А он сидит в своем офисе, в дорогом костюме, наодеколоненный, руководит фирмой, в то время как Малышев страдает на зоне! Как она ненавидела этого говнюка с фамилией Полевик!
— Я вас не понимаю. Решат — ну и пусть решают, мне-то какое дело?
— Вас это касается самым серьезным образом.
— А конкретно?
— На ваш магазин, где в то время дежурил Малышев, было совершено нападение. Но вы отказались от помощи милиции, сказали, что это просто недоразумение, сами разберетесь. Уголовное дело по факту нападения на магазин не было возбуждено, согласно вашему желанию. Так?
— Так, ну и что?
— На суде вы не сказали об этом и о том, что, воспользовавшись ситуацией, домогались девушки Александра Малышева, за что, собственно, и пострадали. Так?
— Не сказал, мы с ним договорились по-хорошему.
— А если бы сказали, судьи бы дали ему максимум год условно, да и то вряд ли. И что же мы имеем? На магазин было совершено нападение, которое вы не стали афишировать. Малышев в этом не виноват, но если не заводить уголовное дело, можно его шантажировать. Не вы ли сами организовали это нападение, а? Чтобы прибрать к рукам девушку Малышева?
— Я? Да ничего подобного! — возмутился Полевик.
Но в глазах его затаился страх. Он прекрасно понимал, с кем разговаривает. Президент прислал ей телеграмму, вся страна возмущена покушением, Генпрокуратура на ушах стоит, разыскивая преступников, и уже кого-то нашли!
— А факты свидетельствуют о другом. В УВД есть данные о нападении на магазин. Малышев поступил очень благородно и по отношению к своей девушке, и по отношению к вам — он ничего не сказал. Пора бы вам отплатить той же монетой.
Бульдозер, да просто танк с полным вооружением против него… Раздавит, сровняет с землей, разорвет на части — и не заметит! Ну и что тут делать?
— Хорошо, Любовь Георгиевна, я виноват, я готов… Что нужно сделать?
— Написать заявление, что не имеете претензий к Малышеву Александру Владимировичу.
— А как я объясню его поведение? Он же избил меня!
— И правильно сделал. Между нами — если бы я раньше узнала об этом, вас бы не просто избили за такие дела! Придумайте что-нибудь. Упали с лестницы, попали в автокатастрофу и решили подставить сотрудника, которого недолюбливали на излишнюю самостоятельность.
— И меня посадят? За то, что организовал…
— Малышев не будет требовать компенсации. А нет заявления — нет и дела.
— Вы гарантируете?
— Я бы посадила вас с большим удовольствием, есть на то причина. Организация нападения на собственный магазин, с тем чтобы принудить девушку к сожительству, — это уже серьезная статья. Ну да черт с вами. Сделаете все, как надо, останетесь на свободе. Гарантирую. Знаете почему? Не хочу позорить имя своей дочери.
Полевик криво усмехнулся. Имя дочери! А имя его жены, если дело приобретет огласку, как будет выглядеть? Да при чем тут имя? Что она ему скажет, когда узнает обо всем этом?!

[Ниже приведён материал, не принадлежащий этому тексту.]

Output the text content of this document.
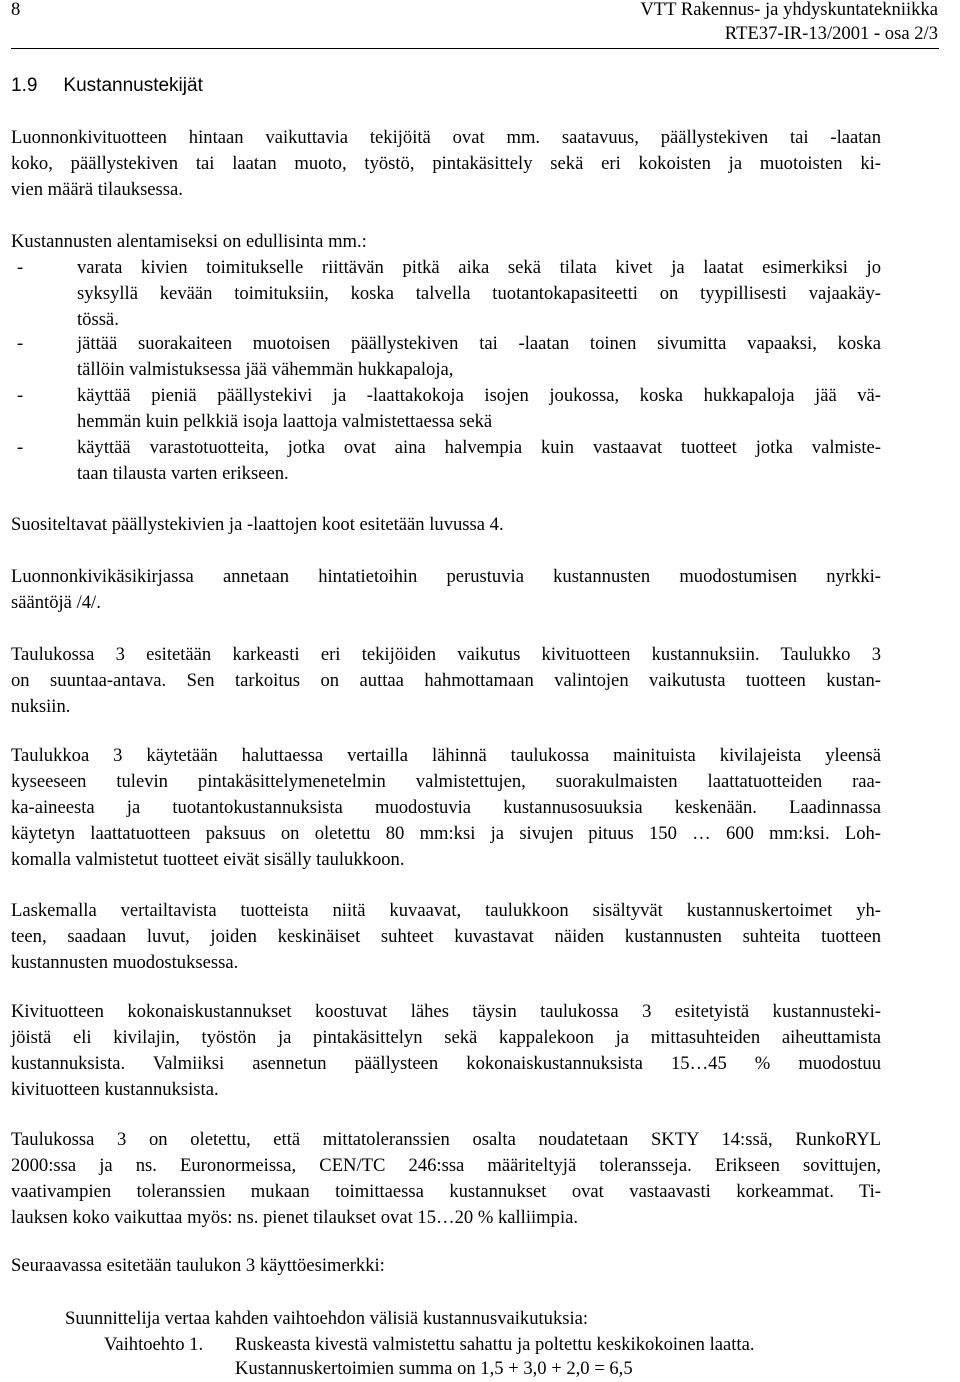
8	VTT Rakennus- ja yhdyskuntatekniikka
RTE37-IR-13/2001 - osa 2/3
1.9 Kustannustekijät
Luonnonkivituotteen hintaan vaikuttavia tekijöitä ovat mm. saatavuus, päällystekiven tai -laatan
koko, päällystekiven tai laatan muoto, työstö, pintakäsittely sekä eri kokoisten ja muotoisten ki-
vien määrä tilauksessa.
Kustannusten alentamiseksi on edullisinta mm.:
-	varata kivien toimitukselle riittävän pitkä aika sekä tilata kivet ja laatat esimerkiksi jo
syksyllä kevään toimituksiin, koska talvella tuotantokapasiteetti on tyypillisesti vajaakäy-
tössä.
-	jättää suorakaiteen muotoisen päällystekiven tai -laatan toinen sivumitta vapaaksi, koska
tällöin valmistuksessa jää vähemmän hukkapaloja,
-	käyttää pieniä päällystekivi ja -laattakokoja isojen joukossa, koska hukkapaloja jää vä-
hemmän kuin pelkkiä isoja laattoja valmistettaessa sekä
-	käyttää varastotuotteita, jotka ovat aina halvempia kuin vastaavat tuotteet jotka valmiste-
taan tilausta varten erikseen.
Suositeltavat päällystekivien ja -laattojen koot esitetään luvussa 4.
Luonnonkivikäsikirjassa annetaan hintatietoihin perustuvia kustannusten muodostumisen nyrkki-
sääntöjä /4/.
Taulukossa 3 esitetään karkeasti eri tekijöiden vaikutus kivituotteen kustannuksiin. Taulukko 3
on suuntaa-antava. Sen tarkoitus on auttaa hahmottamaan valintojen vaikutusta tuotteen kustan-
nuksiin.
Taulukkoa 3 käytetään haluttaessa vertailla lähinnä taulukossa mainituista kivilajeista yleensä
kyseeseen tulevin pintakäsittelymenetelmin valmistettujen, suorakulmaisten laattatuotteiden raa-
ka-aineesta ja tuotantokustannuksista muodostuvia kustannusosuuksia keskenään. Laadinnassa
käytetyn laattatuotteen paksuus on oletettu 80 mm:ksi ja sivujen pituus 150 … 600 mm:ksi. Loh-
komalla valmistetut tuotteet eivät sisälly taulukkoon.
Laskemalla vertailtavista tuotteista niitä kuvaavat, taulukkoon sisältyvät kustannuskertoimet yh-
teen, saadaan luvut, joiden keskinäiset suhteet kuvastavat näiden kustannusten suhteita tuotteen
kustannusten muodostuksessa.
Kivituotteen kokonaiskustannukset koostuvat lähes täysin taulukossa 3 esitetyistä kustannusteki-
jöistä eli kivilajin, työstön ja pintakäsittelyn sekä kappalekoon ja mittasuhteiden aiheuttamista
kustannuksista. Valmiiksi asennetun päällysteen kokonaiskustannuksista 15…45 % muodostuu
kivituotteen kustannuksista.
Taulukossa 3 on oletettu, että mittatoleranssien osalta noudatetaan SKTY 14:ssä, RunkoRYL
2000:ssa ja ns. Euronormeissa, CEN/TC 246:ssa määriteltyjä toleransseja. Erikseen sovittujen,
vaativampien toleranssien mukaan toimittaessa kustannukset ovat vastaavasti korkeammat. Ti-
lauksen koko vaikuttaa myös: ns. pienet tilaukset ovat 15…20 % kalliimpia.
Seuraavassa esitetään taulukon 3 käyttöesimerkki:
Suunnittelija vertaa kahden vaihtoehdon välisiä kustannusvaikutuksia:
Vaihtoehto 1. Ruskeasta kivestä valmistettu sahattu ja poltettu keskikokoinen laatta.
Kustannuskertoimien summa on 1,5 + 3,0 + 2,0 = 6,5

— Хорошо, я согласен. Прямо сейчас писать заявление?
— Прямо сейчас. Я отвезу его адвокату Бородинскому.
— А что… писать?
— А то и пишите, Игнат Васильевич.
— Но… я просто откажусь от своих претензий, а потом, на суде, если спросят, обосную их. Каким-то образом… придумаю.
— Попробуйте только не придумать!
— Ладно…
Полевик достал из ящика стола листок бумаги, принялся писать. Воронина внимательно смотрела на него. Он размашисто подписался, придвинул листок Ворониной. Она внимательно прочитала его заявление, удовлетворительно кивнула и встала со стула.